By Chris WittsWednesday 18 Apr 2018Morning Devotions with Chris WittsDevotionsReading Time: 4 minutes
Everyone feels sad at times. Sad feelings can be mild, intense or in-between. How sad you feel can depend on the situation that’s causing the sadness and how you’re coping with it.
Sadness is a natural human emotion. Like other emotions, sad feelings come and go. Some sad feelings last only a moment, some last longer. When sad feelings ease away, a happier mood can take their place. Sadness is a part of being human, a natural reaction to painful circumstances. All of us will experience sadness at some point in our lives.
Maybe that’s how you’re feeling now, and you may not even know why you feel that way. It’s not helped either when others say Don’t feel so sad, as if by some magic solution your sadness will go away. Many of us don’t like being around sad people, probably because it reminds us of our times of being down.
The word ‘downcast’ means dejected, depressed, sad, down, disappointed, discouraged, and unhappy. I’m sure you have felt like that sometime recently.
What Makes Us Sad?
Things don’t always go the way we plan or don’t work out, and our feelings get hurt. Someone lets you down or hurts your feelings. So you feel sad. Maybe something doesn’t work out the way you had hoped. So a good question to ask, What makes us sad? It can be for a multitude of reasons.
The struggle to meet our financial commitments or a sense of inner guilt that weighs us down. Some are sad because of poor personal relationships. I know others carry sadness around with them because they suffer, perhaps physically or emotionally, and this makes them sad. And many are sad because they feel unworthy—as if God doesn’t accept them. But I like what Rick Warren once said: ”God is real no matter how you feel”.
Our faith in God is more accurate than how we feel because feelings come and go. The psalmist in Psalm 42:11 asked God these questions,
Why am I so sad?
Why am I restless?
I trust you!
And I will praise you again
because you help me,
and you are my God.
The NIV says, “Why are you so downcast, O my soul?” (Psalm 42:5)

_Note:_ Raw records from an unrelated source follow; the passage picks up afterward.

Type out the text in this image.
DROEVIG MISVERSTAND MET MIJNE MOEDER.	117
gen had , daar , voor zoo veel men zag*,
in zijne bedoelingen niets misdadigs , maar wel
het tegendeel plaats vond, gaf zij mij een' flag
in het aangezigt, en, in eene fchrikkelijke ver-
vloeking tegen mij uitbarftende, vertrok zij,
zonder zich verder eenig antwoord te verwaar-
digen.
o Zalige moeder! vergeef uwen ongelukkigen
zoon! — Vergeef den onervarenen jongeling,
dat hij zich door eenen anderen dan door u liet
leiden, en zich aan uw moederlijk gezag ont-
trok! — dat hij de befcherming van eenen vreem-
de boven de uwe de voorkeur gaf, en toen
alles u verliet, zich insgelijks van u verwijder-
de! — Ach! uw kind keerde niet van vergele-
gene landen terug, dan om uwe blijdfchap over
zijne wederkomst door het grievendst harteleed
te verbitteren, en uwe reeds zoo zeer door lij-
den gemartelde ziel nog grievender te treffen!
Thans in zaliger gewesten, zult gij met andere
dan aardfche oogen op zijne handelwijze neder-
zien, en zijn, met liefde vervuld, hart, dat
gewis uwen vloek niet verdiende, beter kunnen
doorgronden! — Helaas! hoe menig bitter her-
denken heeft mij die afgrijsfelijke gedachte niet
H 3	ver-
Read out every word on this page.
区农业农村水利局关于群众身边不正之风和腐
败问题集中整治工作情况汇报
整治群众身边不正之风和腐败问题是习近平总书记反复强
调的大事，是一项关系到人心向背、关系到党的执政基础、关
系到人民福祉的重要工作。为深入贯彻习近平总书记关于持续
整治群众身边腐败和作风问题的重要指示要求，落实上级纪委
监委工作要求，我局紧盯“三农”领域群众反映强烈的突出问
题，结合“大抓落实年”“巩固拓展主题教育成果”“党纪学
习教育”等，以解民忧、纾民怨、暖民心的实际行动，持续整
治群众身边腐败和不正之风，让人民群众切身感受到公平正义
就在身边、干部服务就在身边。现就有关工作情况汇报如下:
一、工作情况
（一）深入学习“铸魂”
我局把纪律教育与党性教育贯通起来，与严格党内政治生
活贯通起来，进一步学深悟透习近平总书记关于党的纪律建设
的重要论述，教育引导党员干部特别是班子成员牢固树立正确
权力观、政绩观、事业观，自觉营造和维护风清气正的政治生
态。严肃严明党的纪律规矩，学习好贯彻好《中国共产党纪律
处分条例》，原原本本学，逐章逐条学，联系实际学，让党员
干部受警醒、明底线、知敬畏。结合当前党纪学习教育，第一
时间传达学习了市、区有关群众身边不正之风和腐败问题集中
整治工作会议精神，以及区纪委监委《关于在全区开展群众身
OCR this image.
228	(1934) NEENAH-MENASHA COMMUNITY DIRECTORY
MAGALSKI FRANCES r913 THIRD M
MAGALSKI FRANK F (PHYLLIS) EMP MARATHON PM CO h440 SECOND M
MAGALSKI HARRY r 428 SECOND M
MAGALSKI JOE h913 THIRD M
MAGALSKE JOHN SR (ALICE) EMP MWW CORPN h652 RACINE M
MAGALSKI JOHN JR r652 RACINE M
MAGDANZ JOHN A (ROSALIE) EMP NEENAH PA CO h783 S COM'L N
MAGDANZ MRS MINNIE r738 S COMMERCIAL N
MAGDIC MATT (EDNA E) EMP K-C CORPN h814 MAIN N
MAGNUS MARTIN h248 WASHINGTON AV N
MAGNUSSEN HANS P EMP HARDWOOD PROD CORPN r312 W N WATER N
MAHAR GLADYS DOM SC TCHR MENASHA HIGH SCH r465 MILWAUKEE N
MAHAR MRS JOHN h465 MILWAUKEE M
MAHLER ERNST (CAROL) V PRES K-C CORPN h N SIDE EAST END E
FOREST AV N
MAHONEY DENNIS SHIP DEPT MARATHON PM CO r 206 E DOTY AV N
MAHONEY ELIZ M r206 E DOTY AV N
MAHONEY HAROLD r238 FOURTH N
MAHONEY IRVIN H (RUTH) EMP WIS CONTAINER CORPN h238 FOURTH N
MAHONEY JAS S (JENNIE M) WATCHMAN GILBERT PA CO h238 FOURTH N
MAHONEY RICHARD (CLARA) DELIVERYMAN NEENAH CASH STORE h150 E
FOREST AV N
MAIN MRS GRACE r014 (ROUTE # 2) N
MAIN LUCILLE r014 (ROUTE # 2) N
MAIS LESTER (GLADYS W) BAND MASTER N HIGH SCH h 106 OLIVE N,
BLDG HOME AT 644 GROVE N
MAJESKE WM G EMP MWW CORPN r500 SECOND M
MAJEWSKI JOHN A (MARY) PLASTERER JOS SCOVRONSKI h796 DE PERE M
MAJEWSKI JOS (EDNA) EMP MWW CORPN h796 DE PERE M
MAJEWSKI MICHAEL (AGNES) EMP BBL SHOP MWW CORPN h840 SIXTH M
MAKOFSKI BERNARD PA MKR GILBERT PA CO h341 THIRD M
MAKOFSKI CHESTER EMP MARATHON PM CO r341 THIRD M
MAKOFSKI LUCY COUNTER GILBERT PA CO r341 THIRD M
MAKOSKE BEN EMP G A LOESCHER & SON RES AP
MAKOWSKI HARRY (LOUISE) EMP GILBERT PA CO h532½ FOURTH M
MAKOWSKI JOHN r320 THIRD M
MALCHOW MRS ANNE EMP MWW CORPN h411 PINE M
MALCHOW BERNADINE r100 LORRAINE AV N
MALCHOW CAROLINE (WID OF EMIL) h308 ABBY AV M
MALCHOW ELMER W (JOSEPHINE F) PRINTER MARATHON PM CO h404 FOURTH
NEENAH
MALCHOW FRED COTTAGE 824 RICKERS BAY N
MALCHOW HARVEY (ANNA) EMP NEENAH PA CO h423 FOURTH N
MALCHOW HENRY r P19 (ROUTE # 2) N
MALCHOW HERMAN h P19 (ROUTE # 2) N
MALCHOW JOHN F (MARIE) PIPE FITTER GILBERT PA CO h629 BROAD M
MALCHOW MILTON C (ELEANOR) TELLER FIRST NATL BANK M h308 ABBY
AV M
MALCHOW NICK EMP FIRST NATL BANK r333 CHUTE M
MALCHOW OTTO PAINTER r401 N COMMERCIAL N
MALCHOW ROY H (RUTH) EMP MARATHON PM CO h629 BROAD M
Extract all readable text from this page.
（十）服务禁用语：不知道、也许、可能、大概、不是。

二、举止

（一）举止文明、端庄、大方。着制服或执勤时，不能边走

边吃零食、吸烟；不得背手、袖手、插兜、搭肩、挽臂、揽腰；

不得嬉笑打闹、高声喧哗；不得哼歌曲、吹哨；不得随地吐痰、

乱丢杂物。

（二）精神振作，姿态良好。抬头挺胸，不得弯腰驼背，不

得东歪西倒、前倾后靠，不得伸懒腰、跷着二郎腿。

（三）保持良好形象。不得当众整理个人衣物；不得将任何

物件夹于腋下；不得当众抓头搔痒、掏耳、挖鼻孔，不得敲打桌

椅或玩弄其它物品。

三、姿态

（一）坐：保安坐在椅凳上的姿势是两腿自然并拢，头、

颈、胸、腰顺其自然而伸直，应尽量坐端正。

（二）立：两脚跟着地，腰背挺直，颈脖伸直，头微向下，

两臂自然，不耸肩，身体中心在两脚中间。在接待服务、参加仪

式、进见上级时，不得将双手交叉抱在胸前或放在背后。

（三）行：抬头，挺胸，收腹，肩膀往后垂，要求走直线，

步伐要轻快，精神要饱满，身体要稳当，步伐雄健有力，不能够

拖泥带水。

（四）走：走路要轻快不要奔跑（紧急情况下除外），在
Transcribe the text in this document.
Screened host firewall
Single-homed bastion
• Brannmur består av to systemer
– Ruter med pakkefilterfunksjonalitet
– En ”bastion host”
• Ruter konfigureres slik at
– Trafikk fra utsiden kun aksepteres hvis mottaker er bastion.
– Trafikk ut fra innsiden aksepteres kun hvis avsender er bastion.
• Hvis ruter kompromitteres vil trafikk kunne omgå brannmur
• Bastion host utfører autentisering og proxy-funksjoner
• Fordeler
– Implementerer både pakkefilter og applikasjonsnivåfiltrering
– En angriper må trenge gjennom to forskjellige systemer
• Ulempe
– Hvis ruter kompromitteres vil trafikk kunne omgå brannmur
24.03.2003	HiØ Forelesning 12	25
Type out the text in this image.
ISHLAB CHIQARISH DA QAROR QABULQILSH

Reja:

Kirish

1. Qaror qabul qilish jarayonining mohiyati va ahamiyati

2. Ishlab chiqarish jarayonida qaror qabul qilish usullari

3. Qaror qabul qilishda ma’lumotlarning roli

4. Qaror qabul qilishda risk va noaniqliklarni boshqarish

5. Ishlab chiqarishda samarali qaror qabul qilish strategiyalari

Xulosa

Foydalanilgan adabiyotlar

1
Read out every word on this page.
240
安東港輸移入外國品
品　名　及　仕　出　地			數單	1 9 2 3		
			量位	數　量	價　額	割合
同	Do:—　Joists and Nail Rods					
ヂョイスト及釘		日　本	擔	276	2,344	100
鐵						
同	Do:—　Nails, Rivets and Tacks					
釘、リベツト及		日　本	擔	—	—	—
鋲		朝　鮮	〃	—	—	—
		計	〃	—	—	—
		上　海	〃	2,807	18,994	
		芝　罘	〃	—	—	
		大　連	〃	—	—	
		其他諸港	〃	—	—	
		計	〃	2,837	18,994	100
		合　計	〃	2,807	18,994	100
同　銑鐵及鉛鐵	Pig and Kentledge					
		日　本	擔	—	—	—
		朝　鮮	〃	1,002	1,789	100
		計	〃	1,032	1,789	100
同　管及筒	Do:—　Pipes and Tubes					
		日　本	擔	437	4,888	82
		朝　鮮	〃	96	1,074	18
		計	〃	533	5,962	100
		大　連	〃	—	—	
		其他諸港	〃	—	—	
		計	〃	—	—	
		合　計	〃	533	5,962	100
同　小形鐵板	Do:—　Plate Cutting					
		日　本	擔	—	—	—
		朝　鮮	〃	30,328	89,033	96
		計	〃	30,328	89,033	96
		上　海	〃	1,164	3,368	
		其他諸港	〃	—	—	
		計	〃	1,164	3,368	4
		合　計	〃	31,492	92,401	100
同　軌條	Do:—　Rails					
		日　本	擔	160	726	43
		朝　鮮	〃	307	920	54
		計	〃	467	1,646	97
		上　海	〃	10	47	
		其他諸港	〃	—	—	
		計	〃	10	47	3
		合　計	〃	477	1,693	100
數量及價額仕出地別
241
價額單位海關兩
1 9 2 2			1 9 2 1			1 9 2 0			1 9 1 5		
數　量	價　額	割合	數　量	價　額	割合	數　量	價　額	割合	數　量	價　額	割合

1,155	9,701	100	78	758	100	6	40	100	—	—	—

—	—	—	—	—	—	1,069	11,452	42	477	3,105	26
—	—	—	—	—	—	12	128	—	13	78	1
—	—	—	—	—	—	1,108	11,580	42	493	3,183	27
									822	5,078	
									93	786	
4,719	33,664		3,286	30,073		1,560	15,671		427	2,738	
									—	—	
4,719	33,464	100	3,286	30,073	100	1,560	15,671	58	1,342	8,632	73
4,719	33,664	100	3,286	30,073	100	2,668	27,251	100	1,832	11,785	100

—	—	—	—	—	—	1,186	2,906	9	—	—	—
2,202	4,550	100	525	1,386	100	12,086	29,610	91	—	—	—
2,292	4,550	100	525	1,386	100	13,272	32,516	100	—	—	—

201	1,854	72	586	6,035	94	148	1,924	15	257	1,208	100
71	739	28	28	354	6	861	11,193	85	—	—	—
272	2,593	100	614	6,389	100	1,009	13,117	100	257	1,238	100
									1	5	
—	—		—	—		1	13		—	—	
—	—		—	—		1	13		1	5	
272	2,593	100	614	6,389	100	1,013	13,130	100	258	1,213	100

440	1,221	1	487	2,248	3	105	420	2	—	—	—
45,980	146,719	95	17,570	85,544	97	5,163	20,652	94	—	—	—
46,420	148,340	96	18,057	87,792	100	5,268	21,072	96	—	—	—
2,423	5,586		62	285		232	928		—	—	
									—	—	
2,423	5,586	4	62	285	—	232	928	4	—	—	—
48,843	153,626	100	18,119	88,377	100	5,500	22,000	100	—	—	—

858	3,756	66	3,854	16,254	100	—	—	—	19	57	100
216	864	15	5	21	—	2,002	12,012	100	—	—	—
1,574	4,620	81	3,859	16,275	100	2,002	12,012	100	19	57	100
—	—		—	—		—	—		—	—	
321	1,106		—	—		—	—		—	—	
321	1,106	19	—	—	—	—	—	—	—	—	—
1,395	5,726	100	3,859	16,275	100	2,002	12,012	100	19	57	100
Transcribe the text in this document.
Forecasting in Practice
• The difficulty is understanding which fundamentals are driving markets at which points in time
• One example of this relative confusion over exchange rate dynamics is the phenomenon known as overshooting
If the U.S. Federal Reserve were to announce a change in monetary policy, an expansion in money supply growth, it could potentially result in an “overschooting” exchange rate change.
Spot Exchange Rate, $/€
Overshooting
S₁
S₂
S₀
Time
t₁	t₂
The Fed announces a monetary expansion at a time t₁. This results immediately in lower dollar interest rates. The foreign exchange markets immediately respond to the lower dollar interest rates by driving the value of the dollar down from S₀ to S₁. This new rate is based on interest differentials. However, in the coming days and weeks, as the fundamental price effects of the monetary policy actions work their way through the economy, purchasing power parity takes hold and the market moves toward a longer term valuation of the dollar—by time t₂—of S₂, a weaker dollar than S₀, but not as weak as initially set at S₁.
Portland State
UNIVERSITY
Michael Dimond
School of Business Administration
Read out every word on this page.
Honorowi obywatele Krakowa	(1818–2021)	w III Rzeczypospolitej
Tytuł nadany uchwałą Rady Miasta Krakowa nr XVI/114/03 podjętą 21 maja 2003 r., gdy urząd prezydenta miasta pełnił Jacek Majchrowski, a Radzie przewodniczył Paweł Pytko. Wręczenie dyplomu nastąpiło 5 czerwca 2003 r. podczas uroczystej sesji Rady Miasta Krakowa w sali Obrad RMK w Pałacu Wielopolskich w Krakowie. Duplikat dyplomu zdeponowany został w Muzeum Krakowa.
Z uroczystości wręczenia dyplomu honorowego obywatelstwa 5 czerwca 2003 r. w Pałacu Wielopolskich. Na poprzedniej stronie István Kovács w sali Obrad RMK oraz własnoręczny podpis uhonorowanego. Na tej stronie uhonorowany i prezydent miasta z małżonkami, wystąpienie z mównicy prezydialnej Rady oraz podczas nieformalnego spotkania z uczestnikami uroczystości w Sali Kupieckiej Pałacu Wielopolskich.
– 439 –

The anonymous writer of Psalm 42 appears to have been a highly committed and talented believer, probably a temple singer or musician. He may have been exiled from Jerusalem (perhaps to Babylon?) and can no longer take part in the communal worship as he did before (Psalm 42:4). He carries within him a deep sense of disappointment in God for allowing Jerusalem to fall to its enemies, and the taunts that God has deserted Israel exacerbates his feelings of deep sadness. (Psalm 42:3,10). And this sadness engulfs him, and he constantly weeps (42:3). It seems as if God is to blame for his misfortune (42:7); eventually, his health begins to suffer (42:10). Have a read of this remarkable Psalm 42.
It is easy to allow self-pity to overwhelm us and sometimes we have to take ourselves in hand and speak faith to our troubled souls. Martin Lloyd-Jones used to say: “We must talk to ourselves, instead of allowing ‘ourselves’ to talk to us. Most of your unhappiness in life is due to the fact that you are listening to yourself rather than talking to yourself.”
Faith Needs To Be Exercised
Faith has to be exercised. Did you know Christianity is about turning sadness into gladness? If our century is marked with despair, depression and hopelessness, so also was the first century. There was misery, and so many were pessimistic; the world was in dark despair until Jesus was born. The angels said, “Joy to the world, the Lord has come”. He brought a note of gladness and hope into the lives of people and still does today. Few people realise what a difference Christianity made to the early world.
Jesus Himself knew what it was like to feel anguish and great sorrow. He was in the garden of Gethsemane, and he was greatly distressed. The Amplified Bible gathers together all the emotions in a powerful way recorded in Matthew 26:37-38: “He began to show grief and distress of mind and was deeply depressed. Then he said to them, My soul is very sad and deeply grieved so that I am almost dying of sorrow”.
But he rose from the dead in glorious victory, and his followers saw him and were filled with joy and hope. Today he understands the reasons for our sadness and says to us Your hearts will be filled with gladness, the kind of gladness that no-one can take away from you.